Closed kokic closed 1 year ago

kokic commented 1 year ago

As a formal tool closely related to mathematics, Lean has many advanced features in its user interface, especially in interactive design. A natural need is to consider displaying $\TeX$ style typesetting in infoview (E.W. Ayers has also had such an idea in the past). Recently, I have been exploring the possibilities of infoview, such as making it display the previously mentioned beautified formulas or even some non-trivial commutative diagrams. Currently, I have encountered a problem that is not critical but makes me very concerned - What is the correct way to load font files in Lean infoview?
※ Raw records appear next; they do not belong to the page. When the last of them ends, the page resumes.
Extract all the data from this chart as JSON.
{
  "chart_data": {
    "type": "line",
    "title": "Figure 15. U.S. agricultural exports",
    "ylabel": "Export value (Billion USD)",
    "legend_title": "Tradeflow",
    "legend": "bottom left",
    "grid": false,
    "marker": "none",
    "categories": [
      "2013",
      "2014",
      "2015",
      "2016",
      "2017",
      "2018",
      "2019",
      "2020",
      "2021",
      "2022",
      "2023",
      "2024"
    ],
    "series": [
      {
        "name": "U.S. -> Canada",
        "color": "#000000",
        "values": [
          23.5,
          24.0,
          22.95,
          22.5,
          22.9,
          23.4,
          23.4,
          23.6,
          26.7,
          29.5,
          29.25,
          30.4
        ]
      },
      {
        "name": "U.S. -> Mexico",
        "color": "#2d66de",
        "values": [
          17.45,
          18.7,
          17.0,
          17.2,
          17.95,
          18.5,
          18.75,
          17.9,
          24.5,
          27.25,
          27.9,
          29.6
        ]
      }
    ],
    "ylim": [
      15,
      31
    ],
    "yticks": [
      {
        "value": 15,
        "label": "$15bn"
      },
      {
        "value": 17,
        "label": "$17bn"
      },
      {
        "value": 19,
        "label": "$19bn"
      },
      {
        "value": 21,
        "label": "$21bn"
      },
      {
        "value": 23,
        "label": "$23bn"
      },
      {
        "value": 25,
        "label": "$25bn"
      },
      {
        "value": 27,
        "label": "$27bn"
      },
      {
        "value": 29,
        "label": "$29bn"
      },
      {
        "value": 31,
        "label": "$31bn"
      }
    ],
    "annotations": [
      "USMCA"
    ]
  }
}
I fully understand that infoview is essentially a web page element, and external React components can be added to infoview through User Widgets. If it’s just .js or .css files, it works well. However, for font files like .ttf, I’m not sure which directory to place them in so that they can be correctly loaded by React/infoview.

I think this has to do with the path because once I change the css (and the path of the ttf file) to a network request like jsdelivr, everything works well.

On the other hand, when I use local css, the style can be loaded, but the font file is missing (even if I put them in the correct path relative to the css source file and also configured related options during packaging).

$\mathbf{Remark.}$ Perhaps I misunderstood the correct way to handle this issue with React components. I noticed that infoview itself also uses local font files, so I believe this is also completely feasible for users.

Vtec234 commented 1 year ago

Hi! As you observed, infoview/main.tsx includes stylesheet and font files. This is possible in the extension because VSCode includes a special mechanism to load files from the distribution folder (dist/ in lean4-0.x.y.z.vsix), and our build process places the stylesheet/font in that folder. You cannot easily do a similar thing in a user widget. However, something you should be able to do is simply include the source of the font/stylesheet/whatever as a Base64 string in your JavaScript file, and then load that dynamically. Various bundlers support plugins that can include Base64 encodings of resources in the JavaScript outputs of the bundling process. Here is one resource about this among many.

You may also find EdAyers/ProofWidgets4#8 relevant.

kokic commented 1 year ago

Thanks for your reply! I will try this scenario.

Vtec234 commented 1 year ago

Closing since this is more of a question than an issue. For future questions, the Zulip chat is generally preferable.